This Canada Day,
Let's Look at the Truth Behind How Canada Became the Country It Is

CanadaDay_Graphic_BNJ2205-14_EB_779x400.jpg

We can no longer celebrate Canada Day without acknowledging the historic and ongoing colonial violence in this country. For many, Canada Day is a stark reminder of colonization, displacement, and genocide. 

This is why we are hearing demands to “Cancel Canada Day” and to wear orange instead of red and white. Canada could not be what it is today if it weren’t for the displacement and dispossession of Indigenous peoples, which is something we just can’t celebrate. 

So today we are standing alongside our partners doing Land Back work. Here is what led us to that decision:

Land Theft and the Creation of Canada

When European explorers and settlers arrived in what’s now Canada, they acted as though this was an empty landscape waiting to be discovered and settled…but that just wasn’t true. They were greeted by Indigenous peoples who were able to teach and share their knowledge of the land. Indigenous peoples used, accessed, and lived on all of what’s now known as Canada, but today, Indigenous reserves account for only 0.2% of all the land in this country.

How did that happen?

Well, the reality is that there were so many different tactics which were either organised by or supported by the Canadian government. Here are some of them: 

Treaties

The Canadian government and First Peoples signed a number of treaties which outline how the land would be shared. The process and outcome of the treaty process, however, was not particularly fair. Here’s why:

  • Treaties were mostly written in English and French, and were often intentionally mistranslated.

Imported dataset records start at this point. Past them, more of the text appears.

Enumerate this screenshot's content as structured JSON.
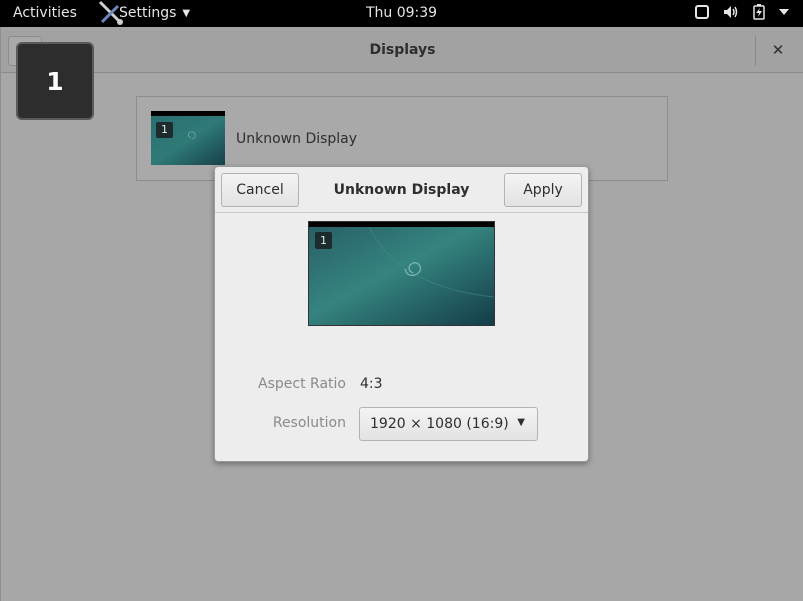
{
  "topbar": {
    "activities": "Activities",
    "app_menu": "Settings",
    "clock": "Thu 09:39",
    "status_icons": [
      "window-icon",
      "volume-icon",
      "battery-icon",
      "system-menu-arrow-icon"
    ]
  },
  "window": {
    "title": "Displays",
    "display_row": {
      "number": "1",
      "label": "Unknown Display"
    }
  },
  "identify": {
    "number": "1"
  },
  "dialog": {
    "title": "Unknown Display",
    "cancel_label": "Cancel",
    "apply_label": "Apply",
    "preview_number": "1",
    "aspect_ratio_label": "Aspect Ratio",
    "aspect_ratio_value": "4:3",
    "resolution_label": "Resolution",
    "resolution_value": "1920 × 1080 (16:9)"
  },
  "colors": {
    "topbar_bg": "#000000",
    "window_dimmed_bg": "#a7a7a7",
    "dialog_bg": "#ededed",
    "wallpaper_teal": "#2a6b6e"
  }
}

Translators were also unable to accurately translate and incorporate Indigenous traditions into the treaties. 
  • There were also verbal agreements made between First Nations and colonial governments that weren’t written into the treaties. This means while First Nations honoured these parts of the agreement, colonial governments did not. 
  • The Canadian government had complete control over the treaty process, and many treaties were signed under duress. For example, in the Great Plains, Nations were forced to sign the treaties in exchange for food rations. Meanwhile, settlers in the region were encouraged to slaughter bison, a very prominent food source for the First peoples of the Great Plains.
  • When Indigenous leaders did sign treaties, it was with a general understanding that the land would be shared. Instead, the Canadian government considers most land “crown” land that is under the Canadian government (or “crown”) jurisdiction. 

The Reserve System

The Reserve System was a way for the Canadian government to actively control First Nations people, culture, and the land. Here’s a little more about how reserves were unjustly created: 

  • Indigenous people were forced onto reserves, without respect or consideration for their way of life, culture, or basic rights. 
  • Communities were often broken up into small reserves across their ancestral territory, disrupting traditional connections between families, neighbouring communities, and to the land.
  • Police and military forces drove Indigenous people from their lands with violence. When people were on reserves, the Canadian government would send Indian Agents to limit people’s movement on and off reserves through the Pass System.
  • The violence persisted for centuries. In British Columbia, for example, members of the Cheslatta Carrier Nation were forced from their land in 1952 as part of an industrial project, their houses burned, their village and cemetery flooded. 

Disconnecting children from the land

Treaties demonstrated efforts to take the land away from the people, and reserves took people away from the land. Another coordinated effort was taking children away from the land, their families, and their culture. 

  • For more than a century, thousands of children were ripped from their parents and sent to residential schools, where they suffered abuse, torture, and death. 
  • Starting in the 1950s, there was a mass removal of children from their homes. Indigenous children were put into the foster-care system or adopted into non-Native families and remain overrepresented in Canada’s foster-care system even today. This was referred to as the “Sixties Scoop” even though it started before, and continued well after, the 60s. 

The Legacy of Colonialism

Today the state continues to sanction the theft of Indigenous land and resources, selling off rights on the cheap to private mining, oil and gas, and logging companies while disregarding the objections of Indigenous leaders. This doesn’t even mention some of the social costs and violence that accompanies those destructive projects. 

At a time of reconciliation, we need increasing attention and action to seek justice for residential school survivorsmissing and murdered Indigenous women and girls, land defenders, and many others who are facing the impacts of historical and ongoing colonization.  

What can you do

Everyone needs to recognise, the past is not the past. Canadian policy continues to sidestep Indigenous rights, leading to ongoing racism, injustice, and inequity. 

This Canada Day, let’s not ignore history, but work towards real reconciliation and a more equitable future:

  • Wear orange in solidarity with Indigenous peoples. Purchase your orange shirt from an Indigenous-led business
  • Tell people why you are wearing orange, instead of red and white, and that you recognise colonisation is not ancient history.
  • Commit to ongoing solidarity with Indigenous movements, such as the Land Back Movement 
  • Stand with our friends at Grassy Narrows First Nation to stop logging and mining plans on their territory!